In an op-ed written for the New York Times, John F. Tierney, a former congressman from Massachusetts and one-time chairman of the National Security and Foreign Affairs Subcommittee, noted his concerns over the $40 billion missile defense system. Now the executive director of the Center for Arms Control and Non-Proliferation in Washington, D.C., he warned that the defense system was being presented to the American public as something it is not: fully capable of defending the U.S. from a missile attack.
In fact, Pentagon officials announced on May 30 that they had successfully conducted a first-ever missile defense test that involved a simulated attack by an intercontinental ballistic missile. As was reported by Reuters, a missile from the Ground-based Midcourse Defense system was fired from Vandenberg Air Force Base in California to intercept an ICBM fired from the Marshall Islands toward Alaska and succeeded in doing so. It was hailed as an “incredible accomplishment.”
But John F. Tierney begs to differ.
“The larger context, however, tells a very different story,” he wrote.
“Of the 10 tests of the system since 2004, when the Bush administration prematurely declared it operational, six have failed to destroy the target, including three of the last five tries.”
The tests, Tierney wrote, were done under optimal weather conditions and unrealistic battle situations, not to mention that, in his experience as a member of Congress, the results of which were presented in congressional hearings by “Pentagon officials [who] repeatedly overstated confidence in the program, understated technical limitations and dismissed concerns from physicists and other experts.”
Tierney’s op-ed also comes on heels of yet another North Korean missile test. This time, Pyongyang confirmed that it had tested a new type of cruise missile on Thursday (June 1) designed as an anti-warship weapon. As ABC News reported, it was the fourth successful testing, according to Pyongyang, of new types of missiles this year by North Korea.

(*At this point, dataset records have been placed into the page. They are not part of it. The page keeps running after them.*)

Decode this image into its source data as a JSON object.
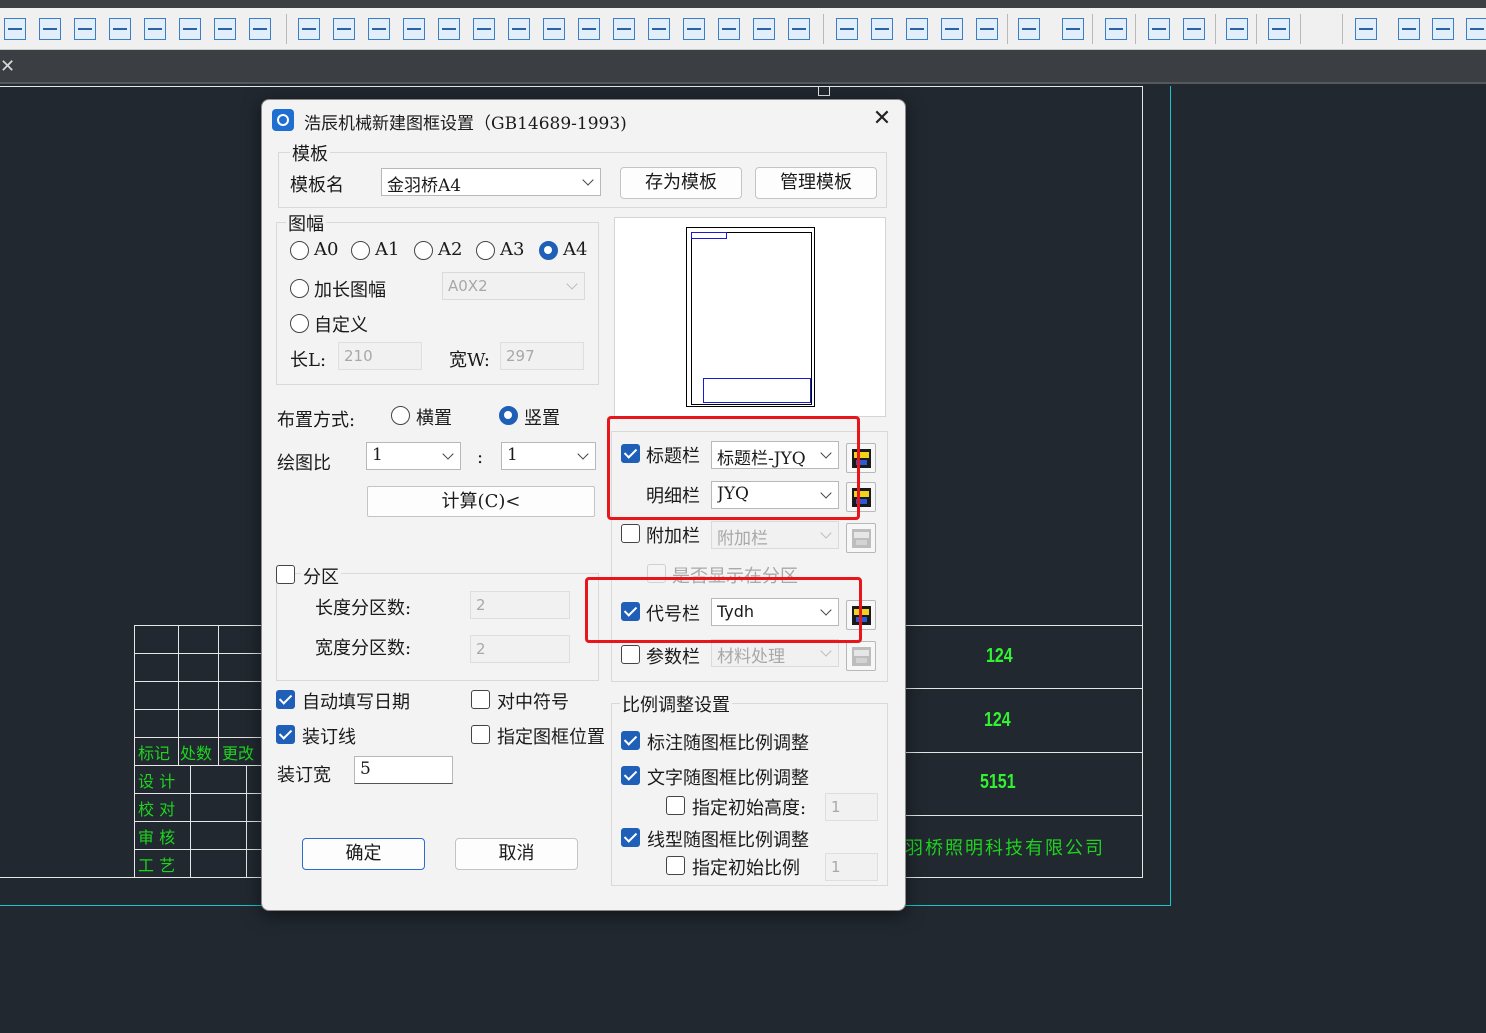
{
  "cad": {
    "detail_numbers": [
      "124",
      "124",
      "5151"
    ],
    "company": "羽桥照明科技有限公司",
    "table_header": [
      "标记",
      "处数",
      "更改"
    ],
    "signature_rows": [
      "设  计",
      "校  对",
      "审  核",
      "工  艺"
    ]
  },
  "dialog": {
    "title": "浩辰机械新建图框设置（GB14689-1993)",
    "template": {
      "group_label": "模板",
      "name_label": "模板名",
      "name_value": "金羽桥A4",
      "save_btn": "存为模板",
      "manage_btn": "管理模板"
    },
    "paper": {
      "group_label": "图幅",
      "sizes": [
        "A0",
        "A1",
        "A2",
        "A3",
        "A4"
      ],
      "selected": "A4",
      "extended_label": "加长图幅",
      "extended_value": "A0X2",
      "custom_label": "自定义",
      "length_label": "长L:",
      "length_value": "210",
      "width_label": "宽W:",
      "width_value": "297"
    },
    "layout": {
      "label": "布置方式:",
      "horizontal": "横置",
      "vertical": "竖置",
      "selected": "竖置"
    },
    "scale": {
      "label": "绘图比",
      "left_value": "1",
      "colon": ":",
      "right_value": "1",
      "calc_btn": "计算(C)<"
    },
    "zone": {
      "label": "分区",
      "checked": false,
      "length_label": "长度分区数:",
      "length_value": "2",
      "width_label": "宽度分区数:",
      "width_value": "2"
    },
    "options": {
      "auto_date": "自动填写日期",
      "center_mark": "对中符号",
      "binding_line": "装订线",
      "frame_position": "指定图框位置",
      "binding_width_label": "装订宽",
      "binding_width_value": "5"
    },
    "bars": {
      "title_bar_label": "标题栏",
      "title_bar_value": "标题栏-JYQ",
      "detail_bar_label": "明细栏",
      "detail_bar_value": "JYQ",
      "extra_bar_label": "附加栏",
      "extra_bar_value": "附加栏",
      "show_zone_label": "是否显示在分区",
      "code_bar_label": "代号栏",
      "code_bar_value": "Tydh",
      "param_bar_label": "参数栏",
      "param_bar_value": "材料处理"
    },
    "ratio": {
      "group_label": "比例调整设置",
      "dim_follow": "标注随图框比例调整",
      "text_follow": "文字随图框比例调整",
      "init_height_label": "指定初始高度:",
      "init_height_value": "1",
      "linetype_follow": "线型随图框比例调整",
      "init_scale_label": "指定初始比例",
      "init_scale_value": "1"
    },
    "ok_btn": "确定",
    "cancel_btn": "取消"
  },
  "colors": {
    "highlight": "#e8161b",
    "checked": "#1f5fb8",
    "cad_text": "#1ed41e",
    "cad_frame": "#17c6c6"
  }
}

Since the election of Donald Trump as president of the United States, the rogue state has increased its bellicose rhetoric and threats against the U.S. and its allies in the region. Statements from its leader, Kim Jong-un, and the state-run media have constantly promised preemptive and retaliatory nuclear strikes, prompting alarmists and pragmatists alike to question whether North Korea would risk a potential military move that could trigger World War 3.

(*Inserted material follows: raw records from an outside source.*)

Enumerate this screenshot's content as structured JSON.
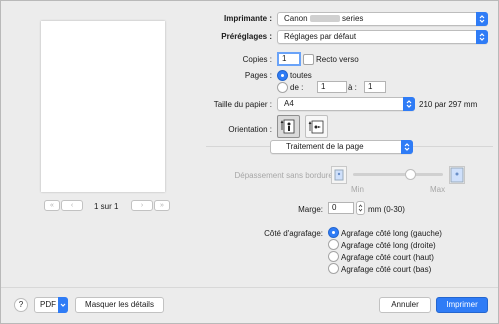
{
  "printer": {
    "label": "Imprimante :",
    "value_prefix": "Canon",
    "value_suffix": "series"
  },
  "presets": {
    "label": "Préréglages :",
    "value": "Réglages par défaut"
  },
  "copies": {
    "label": "Copies :",
    "value": "1",
    "duplex_label": "Recto verso"
  },
  "pages": {
    "label": "Pages :",
    "all_label": "toutes",
    "from_label": "de :",
    "from_value": "1",
    "to_label": "à :",
    "to_value": "1"
  },
  "paper_size": {
    "label": "Taille du papier :",
    "value": "A4",
    "dimensions": "210 par 297 mm"
  },
  "orientation": {
    "label": "Orientation :"
  },
  "section": {
    "value": "Traitement de la page"
  },
  "borderless": {
    "label": "Dépassement sans bordure:",
    "min_label": "Min",
    "max_label": "Max"
  },
  "margin": {
    "label": "Marge:",
    "value": "0",
    "unit": "mm (0-30)"
  },
  "stapling": {
    "label": "Côté d'agrafage:",
    "options": [
      "Agrafage côté long (gauche)",
      "Agrafage côté long (droite)",
      "Agrafage côté court (haut)",
      "Agrafage côté court (bas)"
    ]
  },
  "preview": {
    "page_indicator": "1 sur 1"
  },
  "footer": {
    "help": "?",
    "pdf_label": "PDF",
    "hide_details": "Masquer les détails",
    "cancel": "Annuler",
    "print": "Imprimer"
  },
  "colors": {
    "accent": "#2f7cf6",
    "background": "#ececec"
  }
}
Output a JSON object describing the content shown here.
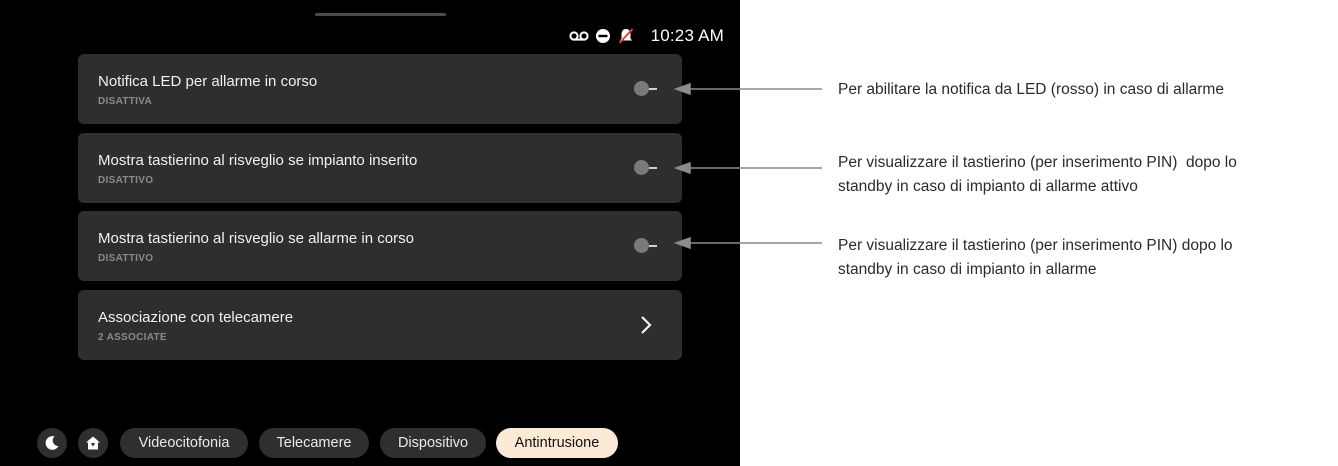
{
  "status": {
    "icons": [
      "voicemail-icon",
      "do-not-disturb-icon",
      "muted-bell-icon"
    ],
    "time": "10:23 AM"
  },
  "settings": [
    {
      "title": "Notifica LED per allarme in corso",
      "subtitle": "DISATTIVA",
      "control": "toggle",
      "enabled": false
    },
    {
      "title": "Mostra tastierino al risveglio se impianto inserito",
      "subtitle": "DISATTIVO",
      "control": "toggle",
      "enabled": false
    },
    {
      "title": "Mostra tastierino al risveglio se allarme in corso",
      "subtitle": "DISATTIVO",
      "control": "toggle",
      "enabled": false
    },
    {
      "title": "Associazione con telecamere",
      "subtitle": "2 ASSOCIATE",
      "control": "chevron"
    }
  ],
  "nav": {
    "icons": [
      "night-mode-icon",
      "home-icon"
    ],
    "tabs": [
      {
        "label": "Videocitofonia",
        "active": false
      },
      {
        "label": "Telecamere",
        "active": false
      },
      {
        "label": "Dispositivo",
        "active": false
      },
      {
        "label": "Antintrusione",
        "active": true
      }
    ]
  },
  "annotations": [
    {
      "lines": [
        "Per abilitare la notifica da LED (rosso) in caso di allarme"
      ]
    },
    {
      "lines": [
        "Per visualizzare il tastierino (per inserimento PIN)  dopo lo",
        "standby in caso di impianto di allarme attivo"
      ]
    },
    {
      "lines": [
        "Per visualizzare il tastierino (per inserimento PIN) dopo lo",
        "standby in caso di impianto in allarme"
      ]
    }
  ],
  "colors": {
    "screen_bg": "#000000",
    "card_bg": "#2e2e2e",
    "active_tab_bg": "#fbead5",
    "toggle_off": "#7a7a7a",
    "annotation_line": "#8c8c8c"
  }
}
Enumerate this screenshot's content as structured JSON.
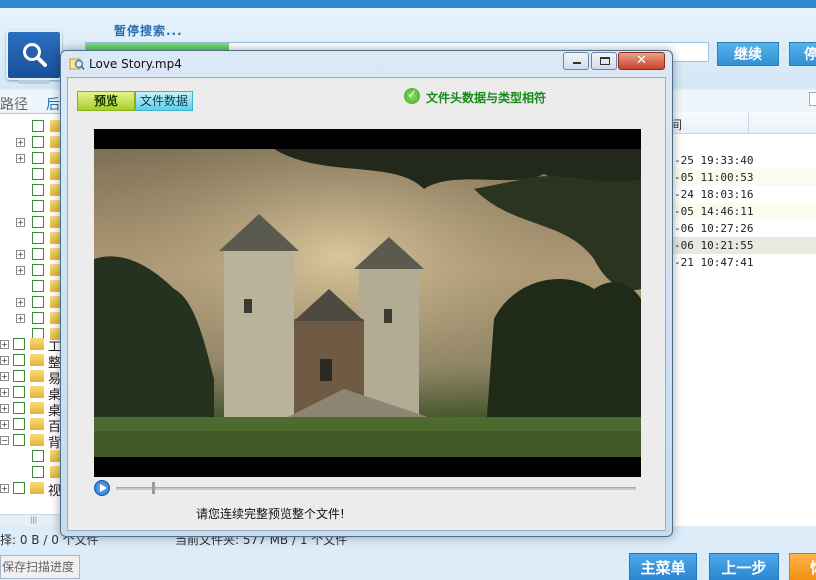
{
  "header": {
    "scan_status": "暂停搜索...",
    "progress_fraction": 0.23,
    "continue_label": "继续",
    "stop_label": "停"
  },
  "left_panel": {
    "tab_path": "路径",
    "tab_second": "后",
    "tree_labels": [
      "工",
      "整",
      "易",
      "桌",
      "桌",
      "百",
      "背",
      "视"
    ]
  },
  "right_panel": {
    "column_header": "间",
    "rows": [
      "-25 19:33:40",
      "-05 11:00:53",
      "-24 18:03:16",
      "-05 14:46:11",
      "-06 10:27:26",
      "-06 10:21:55",
      "-21 10:47:41"
    ]
  },
  "status": {
    "selection": "择: 0 B / 0 个文件",
    "current_folder": "当前文件夹: 577 MB / 1 个文件"
  },
  "footer": {
    "save_progress_label": "保存扫描进度",
    "main_menu_label": "主菜单",
    "prev_step_label": "上一步",
    "extra_label": "恢"
  },
  "modal": {
    "title": "Love Story.mp4",
    "tab_preview": "预览",
    "tab_file_data": "文件数据",
    "verify_text": "文件头数据与类型相符",
    "preview_note": "请您连续完整预览整个文件!",
    "seek_fraction": 0.07
  },
  "colors": {
    "accent": "#2f8bd1",
    "verify_green": "#1a8a1a",
    "progress_green": "#35b335",
    "footer_orange": "#f28f12"
  }
}
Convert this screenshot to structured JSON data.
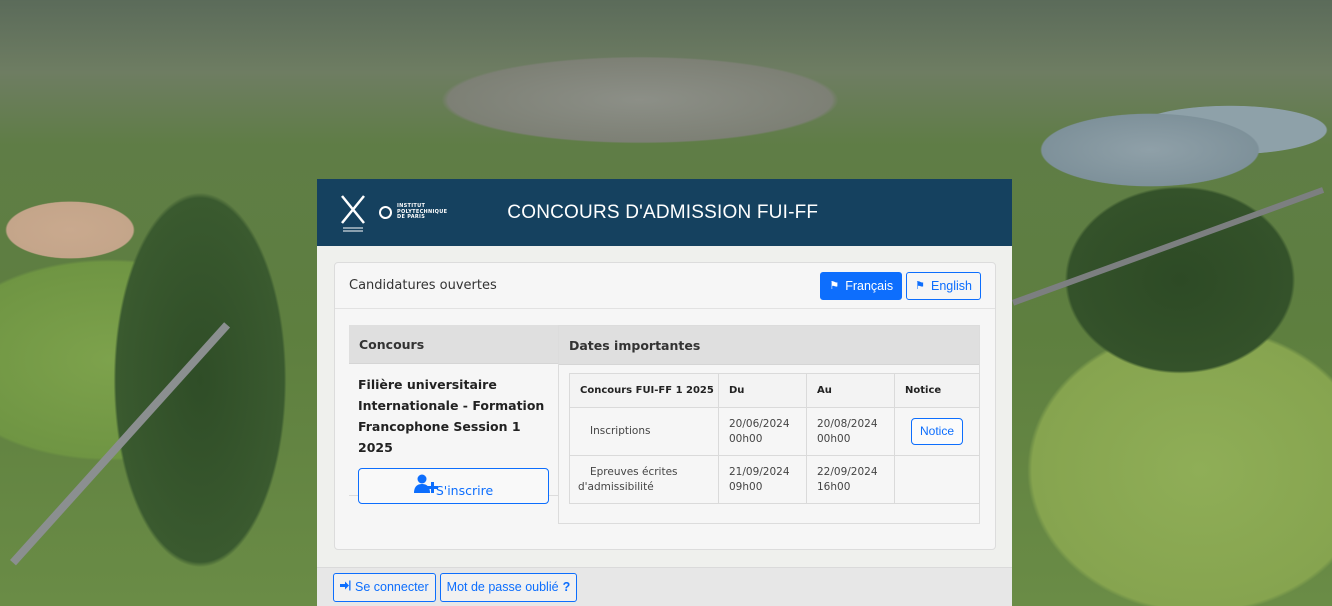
{
  "header": {
    "title": "CONCOURS D'ADMISSION FUI-FF",
    "logo_x_text": "ÉCOLE POLYTECHNIQUE",
    "logo_ipp_lines": [
      "INSTITUT",
      "POLYTECHNIQUE",
      "DE PARIS"
    ]
  },
  "card": {
    "label": "Candidatures ouvertes",
    "lang_fr": "Français",
    "lang_en": "English"
  },
  "concours": {
    "heading": "Concours",
    "name_lines": [
      "Filière universitaire",
      "Internationale - Formation",
      "Francophone Session 1 2025"
    ],
    "register_label": "S'inscrire"
  },
  "dates": {
    "heading": "Dates importantes",
    "columns": [
      "Concours FUI-FF 1 2025",
      "Du",
      "Au",
      "Notice"
    ],
    "rows": [
      {
        "label": "Inscriptions",
        "du": [
          "20/06/2024",
          "00h00"
        ],
        "au": [
          "20/08/2024",
          "00h00"
        ],
        "notice": "Notice"
      },
      {
        "label_lines": [
          "Epreuves écrites",
          "d'admissibilité"
        ],
        "du": [
          "21/09/2024",
          "09h00"
        ],
        "au": [
          "22/09/2024",
          "16h00"
        ],
        "notice": ""
      }
    ]
  },
  "footer": {
    "login": "Se connecter",
    "forgot": "Mot de passe oublié",
    "forgot_q": "?"
  },
  "colors": {
    "header_bg": "#15415f",
    "accent": "#0d6efd"
  }
}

John F. Tierney’s opinion piece might not read as alarming, but it does point out the disingenuous nature of military reports, congressional hearing testimony by military officials, and what is being released to the public via the media. The United States is not adequately protected against the growing threat of North Korea’s missile programs. To illustrate his point, Tierney listed a couple of detractors of the missile defense system. The Pentagon’s chief weapons evaluator offered in a report that the missile program has “a limited capability to defend the U.S. homeland.” And the Government Accountability Office stated a year ago that the missile tests have been “insufficient to demonstrate that an operationally useful defense capability exists.”
Making the case that the offense has the advantage in this type of military gamesmanship, Tierney insisted that all North Korea has to do is to simply overwhelm the system in place. This could be done by building more missiles than the U.S. has interceptors.

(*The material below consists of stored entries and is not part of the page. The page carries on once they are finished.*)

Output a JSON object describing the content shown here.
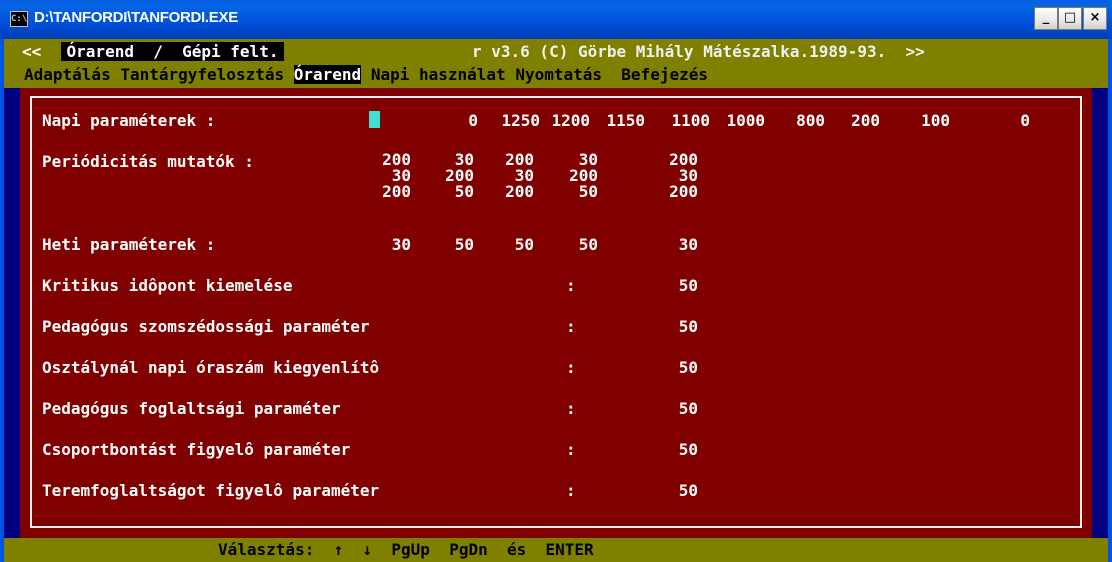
{
  "window": {
    "title": "D:\\TANFORDI\\TANFORDI.EXE",
    "icon_text": "C:\\",
    "minimize": "_",
    "maximize": "□",
    "close": "×"
  },
  "header": {
    "left_arrow": "<<",
    "title": "Órarend  /  Gépi felt.",
    "rest": "r v3.6 (C) Görbe Mihály Mátészalka.1989-93.",
    "right_arrow": ">>"
  },
  "menu": {
    "items": [
      {
        "label": "Adaptálás",
        "active": false
      },
      {
        "label": "Tantárgyfelosztás",
        "active": false
      },
      {
        "label": "Órarend",
        "active": true
      },
      {
        "label": "Napi használat",
        "active": false
      },
      {
        "label": "Nyomtatás",
        "active": false
      },
      {
        "label": "Befejezés",
        "active": false
      }
    ]
  },
  "params": {
    "napi": {
      "label": "Napi paraméterek :",
      "values": [
        "0",
        "1250",
        "1200",
        "1150",
        "1100",
        "1000",
        "800",
        "200",
        "100",
        "0"
      ]
    },
    "periodicitas": {
      "label": "Periódicitás mutatók :",
      "rows": [
        [
          "200",
          "30",
          "200",
          "30",
          "200"
        ],
        [
          "30",
          "200",
          "30",
          "200",
          "30"
        ],
        [
          "200",
          "50",
          "200",
          "50",
          "200"
        ]
      ]
    },
    "heti": {
      "label": "Heti paraméterek :",
      "values": [
        "30",
        "50",
        "50",
        "50",
        "30"
      ]
    },
    "single": [
      {
        "label": "Kritikus idôpont kiemelése",
        "value": "50"
      },
      {
        "label": "Pedagógus szomszédossági paraméter",
        "value": "50"
      },
      {
        "label": "Osztálynál napi óraszám kiegyenlítô",
        "value": "50"
      },
      {
        "label": "Pedagógus foglaltsági paraméter",
        "value": "50"
      },
      {
        "label": "Csoportbontást figyelô paraméter",
        "value": "50"
      },
      {
        "label": "Teremfoglaltságot figyelô paraméter",
        "value": "50"
      }
    ],
    "colon": ":"
  },
  "status": {
    "text": "Választás:  ↑  ↓  PgUp  PgDn  és  ENTER"
  },
  "colors": {
    "panel": "#800000",
    "menu_bar": "#808000",
    "sides": "#000080",
    "cursor": "#3fe0d0"
  }
}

To make matters worse, Tierney wrote, lawmakers are attempting to expand the program instead of canceling it or opting for a different system. This expansion, he maintained, will do “damage,” meaning that dollars spent on the missile system would be dollars not able to be spent on other “critical defense and national priorities.”
And if John F. Tierney’s warnings were not disturbing enough, it has been reported that there is no guarantee that, Pentagon public statements to the contrary, North Korea does not already have the capability of firing and directing ballistic missiles that can score a hit inside the continental United States.